Armchair Travel to India, Israel, and Spain
Communications major Edina Oestreicher ’90 (CLAS) returned to campus last June as the executive director of UConn Hillel, the Center for Jewish Student Life. Starting a new job in the midst of a pandemic was challenging, she admits, but telecommuting has not kept her from collaborating with students, staff, and faculty on innovative programming that’s been keeping the Jewish community on campus engaged. And, she says, she’s had more time to read without the hour-plus commute from her home in Orange, Connecticut. Oestreicher usually has one fiction and one nonfiction book going simultaneously.
Illustration by Kyle Hilton
“The Namesake” by Jhumpa Lahiri
I love Jhumpa Lahiri’s work and so enjoyed this story of the Indian immigrant experience in the U.S. Lahiri paints a vivid picture of the challenges and aspirations faced by immigrants and the accompanying, often burdensome, familial expectations. Her story of identity and family made me think what it must be like for people to live so far from home and continually yearn for their native culture. I highly recommend her short story collection “Interpreter of Maladies” too.

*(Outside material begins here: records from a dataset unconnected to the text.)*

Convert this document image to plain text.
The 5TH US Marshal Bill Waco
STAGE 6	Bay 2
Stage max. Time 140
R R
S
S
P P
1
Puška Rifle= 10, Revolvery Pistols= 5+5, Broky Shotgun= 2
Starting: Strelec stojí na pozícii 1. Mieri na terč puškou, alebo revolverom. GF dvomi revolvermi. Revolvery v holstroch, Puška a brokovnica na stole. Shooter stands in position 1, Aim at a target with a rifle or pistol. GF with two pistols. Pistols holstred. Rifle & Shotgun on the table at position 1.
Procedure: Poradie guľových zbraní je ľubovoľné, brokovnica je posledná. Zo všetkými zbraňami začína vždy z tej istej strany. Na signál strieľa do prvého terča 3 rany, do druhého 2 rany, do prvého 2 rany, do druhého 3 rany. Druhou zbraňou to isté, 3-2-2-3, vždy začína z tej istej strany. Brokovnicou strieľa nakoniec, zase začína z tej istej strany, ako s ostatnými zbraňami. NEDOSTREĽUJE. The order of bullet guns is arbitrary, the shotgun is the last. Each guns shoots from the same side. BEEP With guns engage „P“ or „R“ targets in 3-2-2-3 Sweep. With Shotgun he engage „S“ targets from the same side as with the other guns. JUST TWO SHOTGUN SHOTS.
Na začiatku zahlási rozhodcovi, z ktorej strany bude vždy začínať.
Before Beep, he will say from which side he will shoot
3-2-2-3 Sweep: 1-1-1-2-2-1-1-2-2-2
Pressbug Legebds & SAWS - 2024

“Israel: A Simple Guide to the Most Misunderstood Country on Earth” by Noa Tishby
I am finding this book incredibly informative, entertaining, and even-handed in helping me understand Israel’s history and present. There are so many conflicting opinions about Israel and this writer presents the facts in a very balanced way. I am excited to share it with students on UConn Hillel’s upcoming birthright trip to Israel (a free 10-day trip to Israel for all Jews between the ages of 18 and 32).
“Off the Road: A Modern-Day Walk Down the Pilgrim’s Route into Spain” by Jack Hitt
One of my passions is hiking, and high on my bucket list is to trek the 500-plus-mile Camino de Santiago pilgrimage route across Spain. I am planning on making the trek next summer and am excited to read Hitt’s travel memoir about the route’s history and the colorful pilgrims from around the globe that he meets along the way — including a one-legged hiker and a man who, according to the publisher’s blurb, “speaks no languages.”